Got any ideas? other than marry rich or pick the right stocks
So what is the ideal solution?Tom C
Oct 17, 2001 7:49 AM
I can't say there is an ideal solution. Everyone wants or needs different things. I know what worked for me. Basically you treat your life like a business i.e. an enterprise with overhead. I had a summer job during college as a runner at CME and saw an opportunity to make money by staying with this company. I got a trading membership and was a nickle and dime trader for a number of years before the bust in the early 80's. I never did finish my degree but treated the situation as a too good to be true one that I never expected to last. As a consequence I socked away as much money as possible. Every week I paid myself first. I didn't own a car, I kept the studio apartment I lived in during school (low living overhead) I used a bus pass and learned to cook. I put money in an IRA as soon as they became available, maxxed my companies pension plan, put my hair in a cue, $30 haircuts were out. In short I spent nothing. When my company bellied I wasn't rich but was comfortable. When my wife and I married we lived in a small apartment until my daughter was born. I paid cash for a fixer upper in 1986 and paid cash for a Toyota Corolla in the same year. Mortgage rates were over 10% and that was the bottom of the real estate market. The house was neither glamorous or terribly well located but was in the "path of progress". I paid $65000 for it and spent another $10000 doing the necessary repairs. Do I have to go on? I followed a program of low overhead, low or no debt and tax deferral( pensions and IRA's) My way is not for everybody but I valued time, my time over the usual American Dream list of luxuries. You might go a completely different way but I do think success is predicated on managing waste. One does not really need to eat at a restaurant 3 or 4 times a week. Capiche?

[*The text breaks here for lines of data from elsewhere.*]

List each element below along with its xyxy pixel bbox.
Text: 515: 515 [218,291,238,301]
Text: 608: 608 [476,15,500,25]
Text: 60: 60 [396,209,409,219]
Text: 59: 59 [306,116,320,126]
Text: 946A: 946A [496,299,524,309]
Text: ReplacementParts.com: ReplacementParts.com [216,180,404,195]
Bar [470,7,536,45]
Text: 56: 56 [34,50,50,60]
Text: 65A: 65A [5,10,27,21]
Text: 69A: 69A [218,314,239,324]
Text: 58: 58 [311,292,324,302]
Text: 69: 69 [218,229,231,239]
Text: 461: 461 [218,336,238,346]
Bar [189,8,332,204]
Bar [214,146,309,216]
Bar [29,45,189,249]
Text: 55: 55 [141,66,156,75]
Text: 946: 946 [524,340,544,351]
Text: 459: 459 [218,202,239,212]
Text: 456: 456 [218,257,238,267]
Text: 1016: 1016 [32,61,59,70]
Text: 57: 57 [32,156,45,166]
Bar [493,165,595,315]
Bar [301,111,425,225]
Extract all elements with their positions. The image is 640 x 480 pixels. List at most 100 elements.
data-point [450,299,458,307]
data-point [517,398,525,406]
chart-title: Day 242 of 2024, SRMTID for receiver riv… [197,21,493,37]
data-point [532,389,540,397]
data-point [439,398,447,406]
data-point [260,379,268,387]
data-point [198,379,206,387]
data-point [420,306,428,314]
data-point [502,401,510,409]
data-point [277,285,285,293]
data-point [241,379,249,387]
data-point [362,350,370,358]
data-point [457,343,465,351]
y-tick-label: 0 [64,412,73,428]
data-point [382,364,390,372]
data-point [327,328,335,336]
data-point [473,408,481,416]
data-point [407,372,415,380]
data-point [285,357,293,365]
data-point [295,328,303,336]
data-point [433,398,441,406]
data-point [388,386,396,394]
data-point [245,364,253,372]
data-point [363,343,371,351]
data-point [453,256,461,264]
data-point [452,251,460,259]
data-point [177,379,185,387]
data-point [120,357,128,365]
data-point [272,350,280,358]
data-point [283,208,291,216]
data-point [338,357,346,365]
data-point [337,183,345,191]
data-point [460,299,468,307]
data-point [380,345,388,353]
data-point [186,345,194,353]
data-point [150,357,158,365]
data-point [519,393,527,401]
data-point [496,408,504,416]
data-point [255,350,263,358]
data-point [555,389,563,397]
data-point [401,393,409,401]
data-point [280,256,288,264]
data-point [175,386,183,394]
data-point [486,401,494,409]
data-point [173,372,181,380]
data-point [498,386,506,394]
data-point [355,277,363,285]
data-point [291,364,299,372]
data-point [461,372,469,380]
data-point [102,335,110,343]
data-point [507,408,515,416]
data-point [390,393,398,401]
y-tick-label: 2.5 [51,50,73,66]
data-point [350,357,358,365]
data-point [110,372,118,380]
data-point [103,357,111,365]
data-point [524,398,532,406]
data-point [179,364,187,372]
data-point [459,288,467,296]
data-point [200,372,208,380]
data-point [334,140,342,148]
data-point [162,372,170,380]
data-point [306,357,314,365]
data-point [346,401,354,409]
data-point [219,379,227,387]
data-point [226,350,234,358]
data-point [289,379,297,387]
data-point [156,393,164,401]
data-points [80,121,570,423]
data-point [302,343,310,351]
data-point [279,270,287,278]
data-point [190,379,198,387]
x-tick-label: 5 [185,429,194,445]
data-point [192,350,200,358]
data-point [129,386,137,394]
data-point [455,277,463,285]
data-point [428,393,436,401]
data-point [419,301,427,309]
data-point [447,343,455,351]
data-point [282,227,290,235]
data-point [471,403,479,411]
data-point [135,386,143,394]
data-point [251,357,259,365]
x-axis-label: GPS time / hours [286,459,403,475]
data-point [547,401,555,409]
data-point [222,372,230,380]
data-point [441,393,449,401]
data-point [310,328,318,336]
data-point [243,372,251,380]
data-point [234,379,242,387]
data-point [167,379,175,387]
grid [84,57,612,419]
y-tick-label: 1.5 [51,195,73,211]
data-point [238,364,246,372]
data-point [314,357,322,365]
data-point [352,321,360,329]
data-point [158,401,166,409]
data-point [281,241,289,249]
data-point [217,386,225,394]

So what is the ideal solution?Jon
Oct 17, 2001 8:21 AM
Just to add to the insightful commentaries here, I think there are two things for you to consider. First
you will not always be young enough and talented enough to race as a Div. 1 or 2 pro. So you need
to work out a lifestyle which will enable you to pursue your passion, as well as to prepare for the
next 60 years or so of your life. If you're bright enough to be in engineering school, then dropping out
of school and being a bike bum doesn't seem to me to be too smart an idea. Exercise physiology
is certainly an option. I know a couple of young Cat 1 racers who have gone that route. One is now
a doctoral candidate and the other is doing post-doctoral work in microbiology. But the central issue
here is that their academic interests coincide with their sporting interests. Does research and
teaching appeal to you? Then go that route. The best advice occurred in a post further up, Joseph
Campbell's famous "Follow your bliss." So choose an academic/professional option that truly
interests you. Pursue it perhaps on a part-time or scaled down basis while you race. But keep
a long term focus and perspective.
re: More Pay-Less Ridemorey
Oct 18, 2001 8:32 AM
I have a Ph.D. in Physiology, this has lead to seminars,books,teaching and business. However, you can get caught up in the money train in this route. You just cannot let money be what determines your route. One thing that I have found, is that if you like what you are doing, money follows!